Kimmich: Kami Berusaha Menjaga Jarak dari Hewan Berbahaya
Kimmich mengaku para pemain kini lebih berhati-hati saat berada di area terbuka sekitar kamp tim. Ia menyebut keberadaan satwa liar berbisa menjadi pengalaman baru bagi sebagian besar anggota skuad Jerman.
“Saya merasa jika Anda menginjak ular seperti itu, itu bisa berakhir buruk. Itulah sebabnya kami mencoba menjaga jarak dari hewan di sini. Saya menghormati orang-orang di sini. Di Jerman, saya merasa tidak ada banyak hewan berbahaya,” ujarnya lagi.
Ucapan tersebut menggambarkan perbedaan lingkungan yang harus dihadapi para pemain selama menjalani turnamen di Amerika Serikat.
Bagi sebagian besar anggota skuad Jerman, keberadaan hewan liar berbisa bukanlah sesuatu yang akrab dalam keseharian mereka di Eropa. Karena itu, kewaspadaan ekstra kini menjadi bagian dari rutinitas tim selama berada di kamp latihan.
Diduga Ular Tembaga Khas North Carolina
Media Jerman, BILD, melaporkan ular yang dimaksud diduga merupakan ular tembaga (copperhead), salah satu spesies ular berbisa yang cukup sering ditemukan di wilayah North Carolina.
Ular tembaga dikenal memiliki bisa yang umumnya tidak mematikan bagi orang dewasa yang sehat.
Namun, gigitannya dapat menyebabkan rasa sakit hebat, pembengkakan, mual, kerusakan jaringan, hingga memerlukan perawatan medis intensif di rumah sakit.

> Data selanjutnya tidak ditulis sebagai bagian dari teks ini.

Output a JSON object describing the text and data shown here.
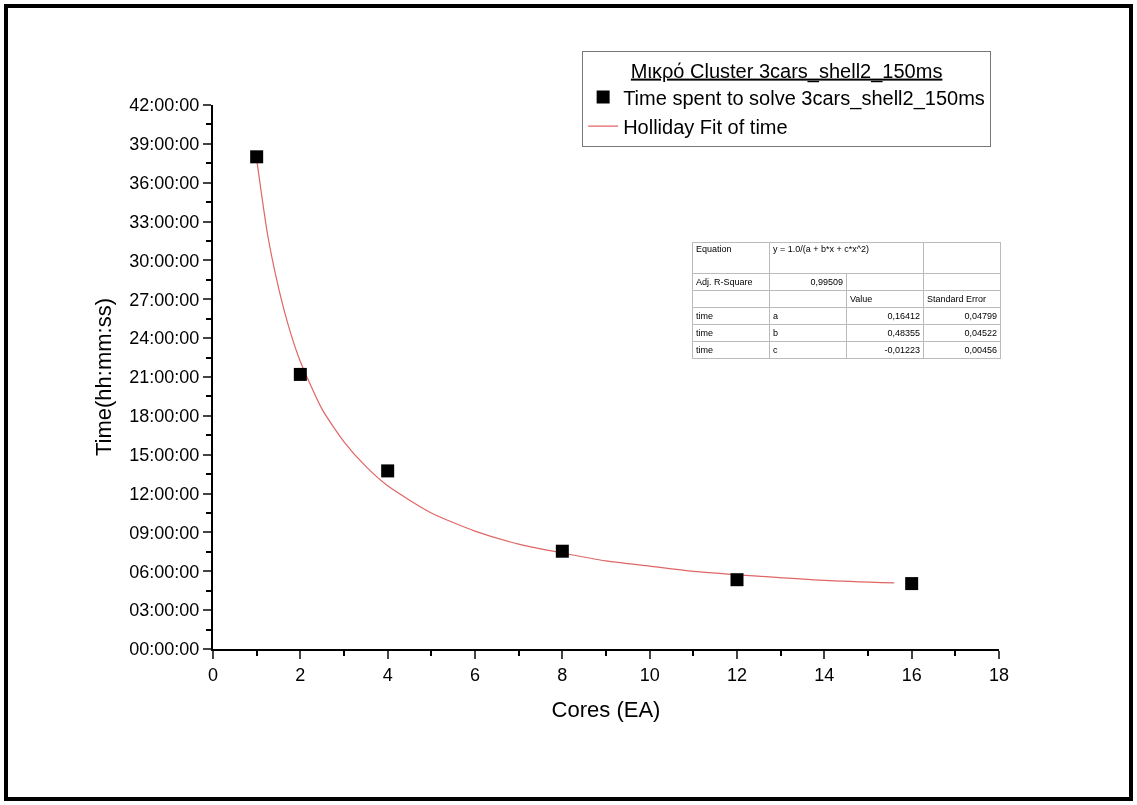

Karena itu, tim pendamping Jerman disebut telah mengingatkan para pemain agar lebih berhati-hati selama berada di sekitar kamp latihan.
Hingga kini belum ada laporan mengenai pemain maupun staf Timnas Jerman yang menjadi korban gigitan ular tersebut.
Tantangan Tak Terduga di Piala Dunia 2026
Teror ular berbisa menjadi pengalaman unik yang harus dihadapi skuad asuhan Jerman selama Piala Dunia 2026.
Di tengah tekanan untuk meraih hasil terbaik di lapangan, Der Panzer juga dituntut beradaptasi dengan lingkungan baru yang menghadirkan tantangan di luar sepak bola.
Meski demikian, seluruh anggota tim dipastikan tetap dalam kondisi aman dan dapat melanjutkan persiapan menghadapi pertandingan berikutnya.
Bagi Joshua Kimmich dan rekan-rekannya, Piala Dunia 2026 ternyata bukan hanya tentang menghadapi lawan di atas rumput hijau.
Mereka juga harus meningkatkan kewaspadaan terhadap ancaman dari alam sekitar kamp yang sewaktu-waktu dapat mengganggu fokus tim dalam perburuan gelar juara dunia.